David G. Andersen dga at lcs.mit.edu
Thu May 1 14:49:53 PDT 2003


On Thu, May 01, 2003 at 02:36:53PM -0700, Greg Minshall quacked:
> David,
> 
> i'm surprised by the 30% number as it seems high.  i guess my rule of thumb 
> has been that TCP might behave itself under 10%, but that over 10% you're 
> unlikely to get anything decent in terms of performance.
> 
> maybe this is the difference between theory and practice (which difference is 
> that in theory there is none, but in practice there is), or maybe the current 
> turbo-charged TCPs (fast retransmit, etc.) really bump the performance in a 
> lossy environment.

  You're right - I don't find TCP particularly useful at anything over
10% either.  The curve I cite in the paper shows an even worse reduction after
30%, but the performance under appreciable loss is terrible all along.

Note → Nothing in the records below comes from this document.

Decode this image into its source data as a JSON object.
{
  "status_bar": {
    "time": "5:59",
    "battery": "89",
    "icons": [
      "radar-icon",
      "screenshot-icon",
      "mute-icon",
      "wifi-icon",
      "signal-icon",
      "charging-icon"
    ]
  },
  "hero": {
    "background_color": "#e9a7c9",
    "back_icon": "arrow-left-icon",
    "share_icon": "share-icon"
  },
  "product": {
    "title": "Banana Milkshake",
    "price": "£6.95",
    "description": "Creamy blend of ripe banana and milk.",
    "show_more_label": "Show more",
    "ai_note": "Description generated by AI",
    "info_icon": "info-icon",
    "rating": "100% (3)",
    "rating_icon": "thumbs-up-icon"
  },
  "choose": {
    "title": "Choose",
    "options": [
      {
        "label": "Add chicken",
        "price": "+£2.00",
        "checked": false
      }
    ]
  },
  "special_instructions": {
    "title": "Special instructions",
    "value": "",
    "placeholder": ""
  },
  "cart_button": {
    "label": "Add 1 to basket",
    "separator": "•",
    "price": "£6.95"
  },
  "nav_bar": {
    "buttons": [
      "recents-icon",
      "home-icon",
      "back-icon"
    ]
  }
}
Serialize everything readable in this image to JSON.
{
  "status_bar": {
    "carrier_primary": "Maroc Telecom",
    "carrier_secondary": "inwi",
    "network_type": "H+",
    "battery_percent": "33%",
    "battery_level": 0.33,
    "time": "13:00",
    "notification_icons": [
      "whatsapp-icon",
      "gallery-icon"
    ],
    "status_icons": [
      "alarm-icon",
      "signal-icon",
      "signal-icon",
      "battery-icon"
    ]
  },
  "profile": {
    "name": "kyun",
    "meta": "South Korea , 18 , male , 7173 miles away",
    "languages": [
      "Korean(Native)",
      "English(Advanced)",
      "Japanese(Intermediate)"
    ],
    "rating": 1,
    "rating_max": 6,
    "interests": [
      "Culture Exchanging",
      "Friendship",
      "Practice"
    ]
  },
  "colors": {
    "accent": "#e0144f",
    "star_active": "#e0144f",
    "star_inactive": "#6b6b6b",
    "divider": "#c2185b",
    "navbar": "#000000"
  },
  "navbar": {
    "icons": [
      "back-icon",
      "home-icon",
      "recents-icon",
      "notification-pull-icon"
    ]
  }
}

  They sent bulk data between various pairs of hosts for an hour.
At 30%, they were down to about 10-100 packets successfully received
in an hour.  At 1%, they got a couple hundred through;  by 40-50%, they
got about fewer than ten packets through.

  100 packets/hour equates to a (very bursty) ~330 bits/sec;  putting on
my wayback hat, using a 300 baud modem was barely tolerable for interacting
with text-based systems.  1200 baud (~10% loss) wasn't too bad, though
it'd be much worse when it happened in bursts separated by a few RTOs.

  -Dave

-- 
work: dga at lcs.mit.edu                          me:  dga at pobox.com
      MIT Laboratory for Computer Science           http://www.angio.net/
      I do not accept unsolicited commercial email.  Do not spam me.